Using games to teach taps into the engagement and motivation students feel when they’re playing games for entertainment, Rooks maintains.

Focus on Outcomes

Ron Tarr, the program manager of advanced-performance technologies at the Institute of Simulation and Training at the University of Central Florida in Orlando, has built game-based training programs for government, private industry, and K-12 education.

Focusing on outcomes—what you want students to take away from the game—is the highest priority, he says.

“What technology brings to the table is an almost unlimited opportunity to practice what you’ve learned,” he says. “But you really have to understand who your audience is and what they’ve done before, and you’ve really got to understand the environment that you’re developing this tool for.”

K-12 education, for instance, has some unique considerations compared with other sectors, Tarr says.

“The bottom line is: Games in education, I think, would be wonderful if we really had a good handle on what our objectives are, and we were prepared to standardize curriculum,” he says.

Part of the challenge of designing games for K-12 students, Tarr says, is figuring out how to measure achievement against learning objectives. Figuring out that piece is essential to designing an effective educational game, he says.

Precollegiate students and teachers are held to standards different from those for higher education or the military—a situation that can make it hard to incorporate games successfully, says Bill Watson, an assistant professor of learning design and technology at Purdue University, in West Lafayette, Ind., and the director of the Purdue Center for Serious Games and Learning in Virtual Environments.

“The current way that we run schools is not well suited to learner-centered approaches,” he says.

Still, games have enormous potential to teach students, says Watson. “A good video game will do what a good learning environment will do,” he says. Mainly, it will provide good feedback to students and teachers, ramp up the challenge level appropriately, and free the teacher to facilitate learning, he explains.

And an important but sometimes overlooked aspect of effectively implementing educational games is the role of the teacher, Watson says.

“It’s a misconception among some people that games will do the whole job.

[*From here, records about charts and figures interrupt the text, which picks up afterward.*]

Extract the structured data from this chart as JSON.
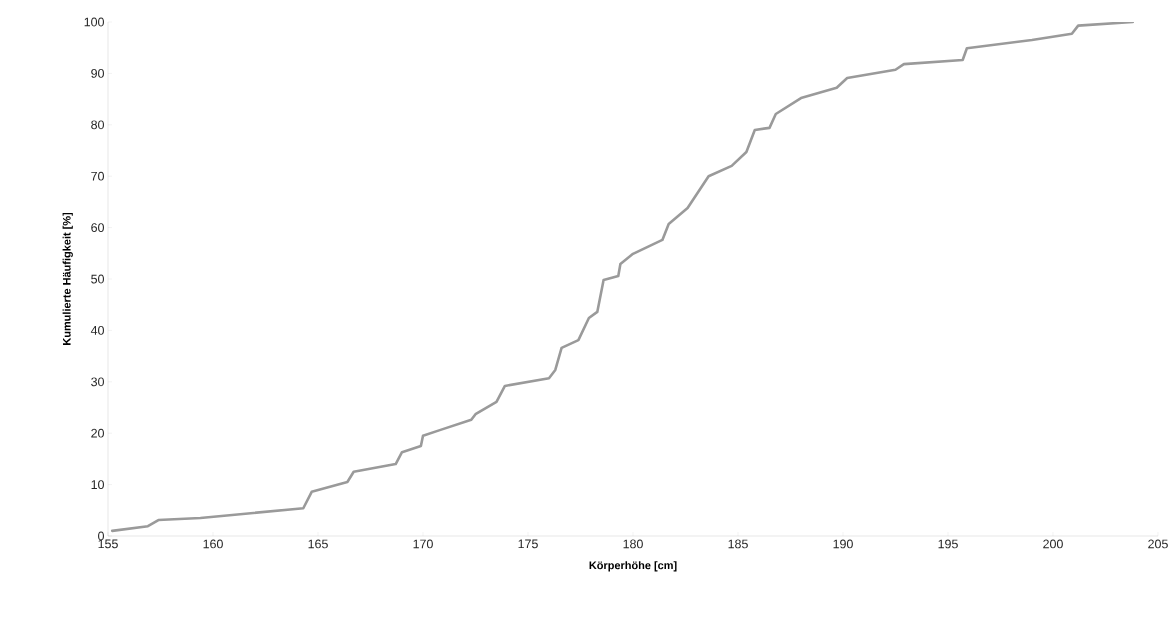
{
  "chart_data": {
    "type": "line",
    "xlabel": "Körperhöhe [cm]",
    "ylabel": "Kumulierte Häufigkeit [%]",
    "xlim": [
      155,
      205
    ],
    "xticks": [
      155,
      160,
      165,
      170,
      175,
      180,
      185,
      190,
      195,
      200,
      205
    ],
    "ylim": [
      0,
      100
    ],
    "yticks": [
      0,
      10,
      20,
      30,
      40,
      50,
      60,
      70,
      80,
      90,
      100
    ],
    "grid": false,
    "legend": false,
    "marker": "none",
    "line_style": "solid",
    "series": [
      {
        "color": "#9a9a9a",
        "x": [
          155.2,
          156.9,
          157.4,
          159.4,
          164.3,
          164.7,
          166.4,
          166.7,
          168.7,
          169.0,
          169.9,
          170.0,
          170.8,
          172.3,
          172.5,
          173.5,
          173.9,
          176.0,
          176.3,
          176.6,
          177.4,
          177.9,
          178.3,
          178.6,
          179.3,
          179.4,
          180.0,
          181.4,
          181.7,
          182.6,
          183.6,
          184.7,
          185.4,
          185.8,
          186.5,
          186.8,
          188.0,
          189.7,
          190.2,
          192.5,
          192.9,
          195.7,
          195.9,
          199.0,
          200.9,
          201.2,
          203.8
        ],
        "values": [
          1.0,
          1.9,
          3.1,
          3.5,
          5.4,
          8.6,
          10.5,
          12.5,
          14.0,
          16.3,
          17.5,
          19.5,
          20.6,
          22.6,
          23.7,
          26.1,
          29.2,
          30.7,
          32.3,
          36.6,
          38.1,
          42.4,
          43.6,
          49.8,
          50.6,
          52.9,
          54.9,
          57.6,
          60.7,
          63.8,
          70.0,
          72.0,
          74.7,
          79.0,
          79.4,
          82.1,
          85.2,
          87.2,
          89.1,
          90.7,
          91.8,
          92.6,
          94.9,
          96.5,
          97.7,
          99.3,
          100.0
        ]
      }
    ]
  }
}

If you ask students to play a game, they will play a game, but they won’t try to learn from it,” he says. “The teacher very much needs to know what objectives they want from the game.”

Leading discussions before and after the game to draw connections between the game and what the students are learning in class is an essential part of achieving the desired learning outcomes, experts say.

Play as Learning

Because other markets do not have the same restrictions and expectations as K-12 education, Christopher Stapleton, the president of Simiosys, a company that creates experiential media and is a research affiliate of the University of Central Florida, designs interactive-learning experiences for museums and hopes to bridge that work into schools.

“With informal education, it’s much easier to build it there and transport it in,” he says. “Play is the new paradigm for interfaces. It invites you in and draws you into experiential learning.”

Paul Horwitz is a senior scientist at the Concord, Mass.-based Concord Consortium, a nonprofit educational technology research-and-development organization.

Part of what games do is provide an authentic context for assessment, he says.

“All games have to have some kind of assessment; otherwise, you don’t know whether you won or not,” he says. But devising a game that actually assesses what it’s supposed to can be difficult. Providing professional development for teachers so they know how to use the game effectively, he says, is “absolutely key.”